Théâtre de la vie nocturne barcelonaise, l’avenue Paral·lel a vu défiler artistes, chanteurs, revues audacieuses et spectacles flamboyants façonnant l’âme festive et transgressive de la ville. Récit.
Souvent comparée à Broadway ou à Montmartre, l’avenue Paral·lel de Barcelone, s’est longtemps illuminée comme une scène vivante et bouillonnante, animée du matin au soir par ses spectacles et son effervescence populaire. Entre faste, cabarets et spectacles audacieux, elle a incarné le cœur du divertissement, naviguant entre censure et provocation à chaque époque de son histoire.
Inaugurée le 8 octobre 1894, l’avenue Paral·lel, conçue par l’architecte et urbaniste Ildefons Cerdà, relie la plaça Espanya à la mer et marque la frontière entre les quartiers de Poble Sec, du Raval et de Sant Antoni. Son nom provient de son tracé, qui suit approximativement le 41ᵉ degré de latitude nord, une ligne imaginaire parallèle à l’équateur.
La Bella Dorita, la « reine de Paral·lel » dans les années 40
Dans les années 20, cette avenue animée était surnommée le « petit Broadway de Barcelone ». Elle faisait écho à New York grâce à ses théâtres, cabarets et cafés-concerts emblématiques, parmi lesquels figuraient El Molino, les théâtres Arnau, Apolo et Victòria. Parfois désigné comme le « Passeig de Gràcia des pauvres », le quartier attirait un public varié, des ouvriers aux artistes, en passant par des intellectuels et une bourgeoisie curieuse.
Entre fête et agitation sociale
Paral·lel n’était pas seulement une avenue de théâtres et de cabarets : c’était le cœur de la vie artistique et populaire barcelonaise, où se succédaient des spectacles très variés. Parmi eux, les cuplés, ces petites chansons satiriques mêlant humour, séduction et engagement social, côtoyaient les revues de cabaret, contribuant à faire du quartier un haut lieu du spectacle populaire.
Bien plus qu’un point de rencontre festif, Paral·lel fut aussi un espace de liberté où culture populaire et idées politiques se croisaient. Les travailleurs et militants y débattaient et s’organisaient, tandis que certains spectacles mettaient en scène des chansons en catalan ou des sketches sur l’histoire et la culture locale, affirmant l’identité catalane. Ainsi, le quartier conjuguait divertissement et réflexion, mêlant humour, critique sociale et messages engagés.
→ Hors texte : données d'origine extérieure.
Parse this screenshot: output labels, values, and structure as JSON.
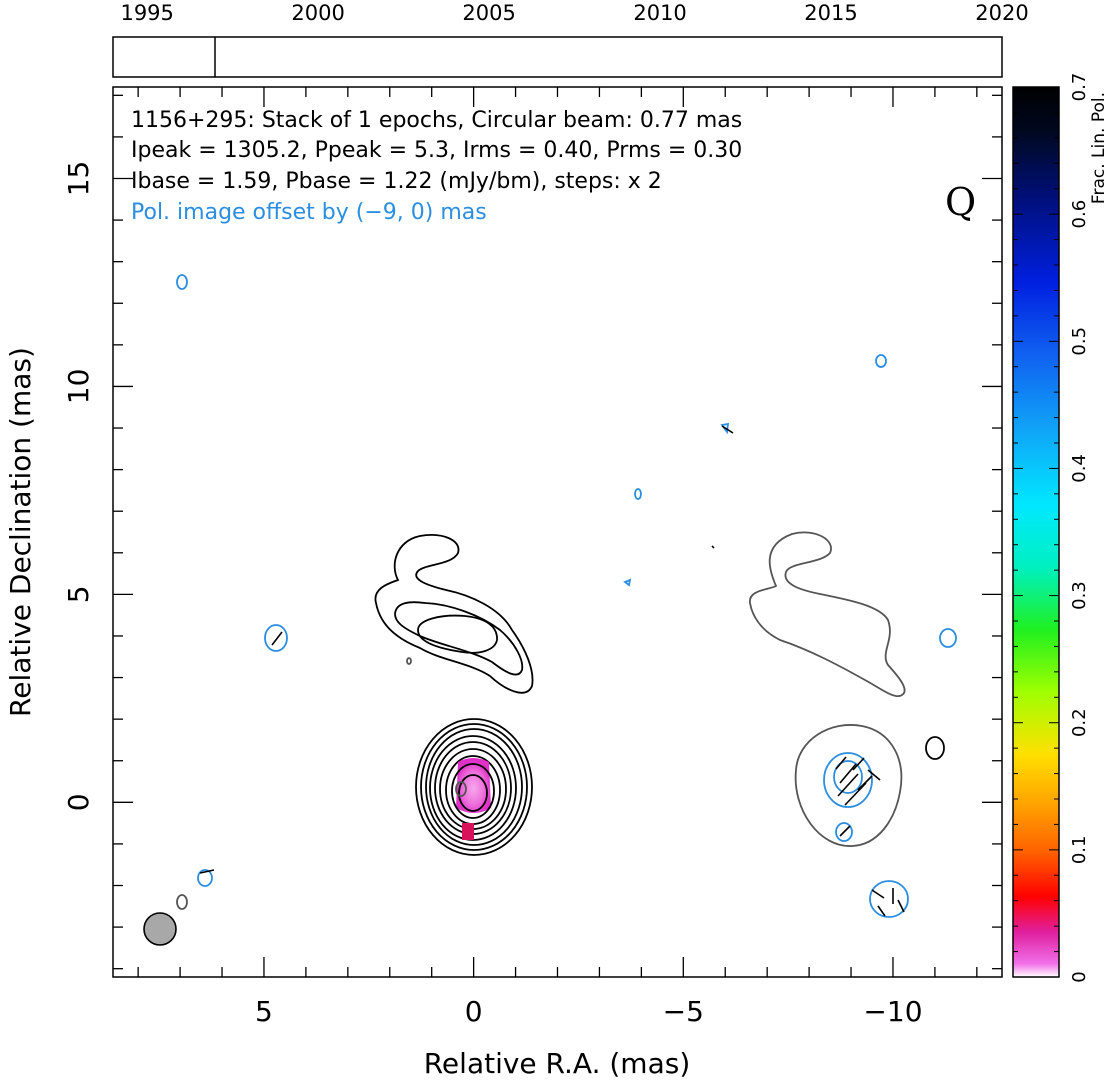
{
  "chart_data": {
    "type": "contour",
    "xlabel": "Relative R.A. (mas)",
    "ylabel": "Relative Declination (mas)",
    "xlim": [
      8.6,
      -12.6
    ],
    "ylim": [
      -4.2,
      17.2
    ],
    "x_ticks": [
      "5",
      "0",
      "−5",
      "−10"
    ],
    "y_ticks": [
      "0",
      "5",
      "10",
      "15"
    ],
    "annotations": {
      "line1": "1156+295: Stack of 1 epochs, Circular beam: 0.77 mas",
      "line2": "Ipeak = 1305.2, Ppeak = 5.3, Irms = 0.40, Prms = 0.30",
      "line3": "Ibase = 1.59, Pbase = 1.22 (mJy/bm), steps: x 2",
      "line4": "Pol. image offset by (−9, 0) mas",
      "band": "Q"
    },
    "beam_mas": 0.77,
    "pol_offset_mas": [
      -9,
      0
    ],
    "timeline": {
      "range": [
        1994,
        2020
      ],
      "ticks": [
        "1995",
        "2000",
        "2005",
        "2010",
        "2015",
        "2020"
      ],
      "epochs": [
        1996.95
      ]
    },
    "colorbar": {
      "label": "Frac. Lin. Pol.",
      "range": [
        0,
        0.7
      ],
      "ticks": [
        "0",
        "0.1",
        "0.2",
        "0.3",
        "0.4",
        "0.5",
        "0.6",
        "0.7"
      ]
    },
    "colors": {
      "total_intensity_contour": "#000000",
      "polarization_contour": "#2b8ee0",
      "pol_intensity_base_contour": "#555555",
      "core_frac_pol": "#e040d0"
    }
  }
}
Sous la dictature franquiste, la censure frappait durement les cabarets et théâtres, contrôlant textes, chansons, sketches et numéros pour préserver la morale et empêcher toute contestation politique. Les spectacles ont dû s’adapter : scènes supprimées, costumes modifiés et éclairages ajustés pour contourner les interdictions.
Une scène culturelle toujours active
Malgré ces contraintes, des lieux comme El Molino conservèrent leur esprit provocateur et restèrent des centres de divertissement populaire. Initialement nommé « Petit Moulin Rouge » en référence au célèbre cabaret parisien, le nom fut changé en « El Molino » et la façade repeinte en gris pour éviter toute connotation politique, le mot « rouge » étant proscrit par le régime en raison de ses associations avec le communisme.
Après la mort de Franco en 1975 et la transition démocratique, la vie nocturne à Barcelone explose et les restrictions sur les spectacles disparaissent progressivement. Dans ce contexte, la Sala Bagdad ouvre ses portes la même année et devient la première salle de spectacles érotiques en Espagne. Selon sa propriétaire, Juani de Lucía, il s’agissait du premier lieu officiel proposant ce type de spectacles en direct. Souvent associée à la prostitution dans l’imaginaire populaire, la Sala Bagdad n’a toutefois jamais été un bordel légal, mais un espace ouvert au public pour des représentations érotiques.
Aujourd’hui, le quartier de Paral·lel reste un symbole de la Barcelone populaire, même si son esprit « canaille » est moins marqué qu’autrefois. Certains lieux emblématiques, comme le club Apolo, continuent d’animer le quartier et de perpétuer une scène culturelle dynamique. Paral·lel incarne toujours l’âme festive et créative de la ville, où histoire et modernité se rencontrent au rythme des spectacles et de la vie nocturne.